Spring Cut

Barry Vineham

It was early one spring morning in April 1963 when three men left Durrell to go across the ice to provide fuel and wild game for their families. To get where they were going these men used a horse and cart to pull them and their supplies; it was hard for one horse to pull such a load through the snow.

The camp where they stayed was full of men from all over the province. At times there could be about seventy men in two bunk houses. Sometimes a fight would break out. There might be a bully in the bunch who would pick on a smaller fellow and grab his share of the food. Someone else would pick up for the smaller fellow and that would start the fight.

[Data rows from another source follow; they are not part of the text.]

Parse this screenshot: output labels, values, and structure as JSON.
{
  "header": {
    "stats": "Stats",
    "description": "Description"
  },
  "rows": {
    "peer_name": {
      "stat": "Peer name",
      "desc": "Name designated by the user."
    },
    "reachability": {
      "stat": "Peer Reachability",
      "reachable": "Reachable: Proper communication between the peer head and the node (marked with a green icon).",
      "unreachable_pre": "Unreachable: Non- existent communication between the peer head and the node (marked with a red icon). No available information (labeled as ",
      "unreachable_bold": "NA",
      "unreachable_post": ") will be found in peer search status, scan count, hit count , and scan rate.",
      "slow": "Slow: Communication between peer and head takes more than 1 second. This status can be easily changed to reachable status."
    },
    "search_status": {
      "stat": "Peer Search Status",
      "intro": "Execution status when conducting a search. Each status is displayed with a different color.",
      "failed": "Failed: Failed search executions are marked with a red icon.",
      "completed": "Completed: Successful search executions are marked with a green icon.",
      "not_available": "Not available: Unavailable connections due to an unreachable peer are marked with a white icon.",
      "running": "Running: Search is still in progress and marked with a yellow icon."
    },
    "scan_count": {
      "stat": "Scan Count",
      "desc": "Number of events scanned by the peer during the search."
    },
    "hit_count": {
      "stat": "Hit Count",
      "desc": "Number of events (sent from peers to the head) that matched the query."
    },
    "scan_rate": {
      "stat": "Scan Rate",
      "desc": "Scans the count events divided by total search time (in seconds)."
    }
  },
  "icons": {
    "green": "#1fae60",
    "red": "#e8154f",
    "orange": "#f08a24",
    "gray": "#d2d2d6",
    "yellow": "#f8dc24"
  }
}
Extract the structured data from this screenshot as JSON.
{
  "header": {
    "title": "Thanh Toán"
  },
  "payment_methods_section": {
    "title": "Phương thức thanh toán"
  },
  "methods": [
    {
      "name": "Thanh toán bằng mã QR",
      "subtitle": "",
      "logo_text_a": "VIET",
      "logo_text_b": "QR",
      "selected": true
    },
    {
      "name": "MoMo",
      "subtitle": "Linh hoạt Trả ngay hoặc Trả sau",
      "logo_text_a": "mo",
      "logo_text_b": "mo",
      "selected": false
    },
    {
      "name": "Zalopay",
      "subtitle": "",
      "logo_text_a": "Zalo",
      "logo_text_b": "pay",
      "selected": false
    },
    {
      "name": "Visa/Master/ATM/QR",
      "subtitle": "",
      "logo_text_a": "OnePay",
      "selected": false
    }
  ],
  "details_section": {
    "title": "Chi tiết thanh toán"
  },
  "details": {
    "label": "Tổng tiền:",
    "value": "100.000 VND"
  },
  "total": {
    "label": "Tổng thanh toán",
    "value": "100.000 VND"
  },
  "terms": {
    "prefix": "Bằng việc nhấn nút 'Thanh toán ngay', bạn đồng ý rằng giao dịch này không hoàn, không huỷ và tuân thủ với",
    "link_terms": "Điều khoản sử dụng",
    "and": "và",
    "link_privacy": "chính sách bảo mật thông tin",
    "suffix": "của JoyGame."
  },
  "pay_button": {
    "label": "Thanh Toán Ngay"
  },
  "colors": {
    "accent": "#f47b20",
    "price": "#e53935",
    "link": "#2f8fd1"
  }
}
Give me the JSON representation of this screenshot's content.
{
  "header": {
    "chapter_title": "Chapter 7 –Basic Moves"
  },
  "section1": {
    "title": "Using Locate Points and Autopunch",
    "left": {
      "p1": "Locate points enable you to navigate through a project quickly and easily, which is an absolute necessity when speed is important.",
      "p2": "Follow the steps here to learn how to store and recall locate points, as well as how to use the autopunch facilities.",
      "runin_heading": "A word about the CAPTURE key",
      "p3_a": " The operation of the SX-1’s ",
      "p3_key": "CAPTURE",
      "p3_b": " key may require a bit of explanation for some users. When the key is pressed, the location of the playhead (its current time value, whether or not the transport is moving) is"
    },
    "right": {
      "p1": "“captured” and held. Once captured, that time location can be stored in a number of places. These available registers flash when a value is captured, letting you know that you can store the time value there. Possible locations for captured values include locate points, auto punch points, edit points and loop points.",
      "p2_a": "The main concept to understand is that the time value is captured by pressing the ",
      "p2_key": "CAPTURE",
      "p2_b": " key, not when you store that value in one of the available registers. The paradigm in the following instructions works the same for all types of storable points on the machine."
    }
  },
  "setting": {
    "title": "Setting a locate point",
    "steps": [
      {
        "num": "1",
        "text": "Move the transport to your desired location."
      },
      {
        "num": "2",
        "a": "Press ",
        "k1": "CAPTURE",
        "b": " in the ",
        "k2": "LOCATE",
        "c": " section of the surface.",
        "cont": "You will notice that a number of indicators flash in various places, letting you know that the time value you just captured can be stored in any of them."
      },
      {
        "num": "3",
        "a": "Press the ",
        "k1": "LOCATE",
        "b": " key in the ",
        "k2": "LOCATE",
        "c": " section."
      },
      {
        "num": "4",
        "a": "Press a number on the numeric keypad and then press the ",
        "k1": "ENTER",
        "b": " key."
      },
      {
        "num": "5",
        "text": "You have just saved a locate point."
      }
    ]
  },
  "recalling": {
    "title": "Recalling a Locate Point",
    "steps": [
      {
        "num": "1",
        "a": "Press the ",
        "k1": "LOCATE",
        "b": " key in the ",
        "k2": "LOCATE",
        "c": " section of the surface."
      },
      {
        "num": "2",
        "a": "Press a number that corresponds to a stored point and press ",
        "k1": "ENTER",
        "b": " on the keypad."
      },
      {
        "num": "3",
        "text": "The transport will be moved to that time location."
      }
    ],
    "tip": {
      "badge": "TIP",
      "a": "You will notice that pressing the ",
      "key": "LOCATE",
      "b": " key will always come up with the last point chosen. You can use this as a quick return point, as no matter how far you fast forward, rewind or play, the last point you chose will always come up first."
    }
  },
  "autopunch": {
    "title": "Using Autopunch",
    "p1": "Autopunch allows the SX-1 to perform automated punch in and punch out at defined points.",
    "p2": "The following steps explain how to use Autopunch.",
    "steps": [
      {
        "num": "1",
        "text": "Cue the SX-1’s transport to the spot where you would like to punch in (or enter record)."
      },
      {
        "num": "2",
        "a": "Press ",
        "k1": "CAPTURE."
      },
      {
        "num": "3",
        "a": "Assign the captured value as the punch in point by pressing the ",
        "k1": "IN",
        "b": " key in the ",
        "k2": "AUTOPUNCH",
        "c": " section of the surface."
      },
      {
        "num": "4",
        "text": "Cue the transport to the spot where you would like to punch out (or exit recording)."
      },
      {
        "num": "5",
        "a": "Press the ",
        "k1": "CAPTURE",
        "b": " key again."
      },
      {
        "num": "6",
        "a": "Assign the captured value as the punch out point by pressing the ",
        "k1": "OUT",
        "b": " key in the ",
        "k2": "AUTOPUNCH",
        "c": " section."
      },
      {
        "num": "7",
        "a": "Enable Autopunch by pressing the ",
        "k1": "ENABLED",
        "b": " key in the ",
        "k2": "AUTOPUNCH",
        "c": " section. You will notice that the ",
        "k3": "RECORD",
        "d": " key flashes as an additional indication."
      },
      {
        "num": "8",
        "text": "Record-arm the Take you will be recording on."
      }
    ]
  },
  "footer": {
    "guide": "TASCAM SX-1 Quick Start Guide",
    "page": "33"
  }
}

The heat and black flies made cutting wood in the summer very hard work. But in the winter and spring, cold rain and snow made it even harder. The amount of money a person made depended on the amount of wood they cut. To get to and from the trees to make even a small amount of money took a lot of time and patience.

One particular time when they were ready to come home and cross the ice again, they found that because of the rise in temperature it was not safe to cross on horse and cart. One man had to walk home to get a dog team and return to get the men and their supplies. They had to try and move slowly over the soft ice to make it home without losing a man.

These men worked hard for very little money for themselves and their families. But they loved life and showed it. We could all learn from these men and care more about loving and not about money.


  1. Why would a fight sometimes break out?
  2. How did the men in the woods get paid?